Моя соседка посмотрела на меня недоуменно, ее глаза засверкали. Она повторила за мною:
– Ага, страсть, ага, личность, ха-ха, какие вы все наивняки, мужики, просто невероятно. Просто уму непостижимо.
Она зло засмеялась, будто закашлялась. Я налил ей воды, но она отказалась, сделав движение рукой от себя, как будто смахивала стакан на каменный пол. Во всех комнатах компании были полы из каменной плитки в черную точку. И потом еще несколько раз я слышал разговоры об этой ненасытной Клеопатре, железной леди из Таганрога (почему из Таганрога, я не знал и не узнал никогда, Стефа была не из Таганрога), помешанной на сыновьях местечковой мещанке и прочее.
Но мне она очень нравилась, никого она не боялась, баб на работе не видела в упор, не участвовала в пересудах. У нее была своя жизнь: сыновья, особенно сын-танкист, которого она обожала, чопорный муж в костюме-тройке и галстуке в самую жуткую иерусалимскую жару, перс и еще один перс, который не здоровался с первым персом. Не забудем и начальничков, один из которых был как бы опереточным героем с набриолиненной головой, с туфлями на высоком каблуке, в белом костюме, а второй – такой же, только в костюме темном и без каблуков. Они ладили по всем вопросам, включая финансовый, и по вопросу Стефы тоже ладили.
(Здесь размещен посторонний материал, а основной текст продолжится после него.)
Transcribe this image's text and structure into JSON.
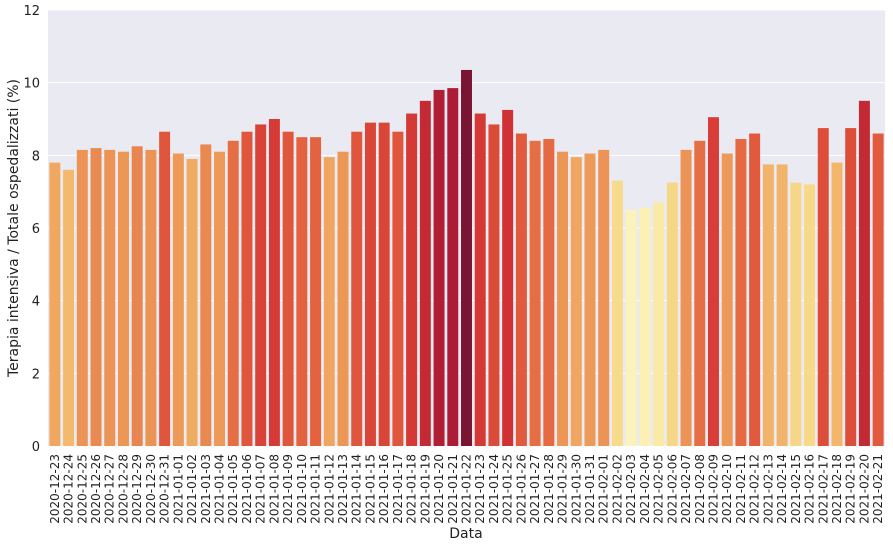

Однажды я столкнулся с одним из начальников, тем, кто в светлом костюме и на каблуках. Мы шли в туалет. Это было еще то время, когда у начальства не было отдельного ото всех туалета. Мы стояли у дверей, снисходительно пропуская друг друга, когда мимо нас томительно-медленно, вкрадчиво и ласково прошла Стефа. Она не смотрела по сторонам по своей привычке, держала на весу папочку с делами об исках. Замерев, мы смотрели ей вслед, забыв о нужде, в очереди за которой столкнулись.
– М-да, – воскликнул начальник не без восторга, – самостоятельная… на нашей территории. И-эх!
И клацнул только что вставленными новенькими зубами, к которым еще не успел привыкнуть. И добавил на идише: «Мейдале майне», что значит «девочка моя».
Соседка по комнате объяснила мне, что «самостоятельная… на нашей территории» – слова из популярной песни, которую очень громко, по тогдашней моде, распевал патлатый, шухарной, очень одаренный певец и одновременно композитор. Парень этот наяривал на дрожащем от ударов под его великолепными пальцами наследного музыканта белоснежном фортепьяно. И подпрыгивал в такт на вертящемся табурете черного цвета.
Потом ее сын-танкист закончил курс командиров танков, и Стефа принесла на работу пачку цветных фотографий, сделанных на выпускной церемонии. Она показывала их всем, как будто забыв про то, кто ее любит, а кто не любит. Фотографии были заполнены пацанами в защитного цвета форме, в черных беретах, с миниатюрными местными автоматами за спиной.
Сына ее все сразу узнавали и показывали пальцем: «Вот какой красавец», – особенно женщины. У сына ее был разворот плеч, высокая шея, короткие светлые волосы, уверенный и спокойный взгляд. Профиль его можно было смело назвать профилем гладиатора. Это был свободнорожденный хлопец, видно невооруженным взглядом, что из хорошей породы, зовущейся «берегитесь, девки».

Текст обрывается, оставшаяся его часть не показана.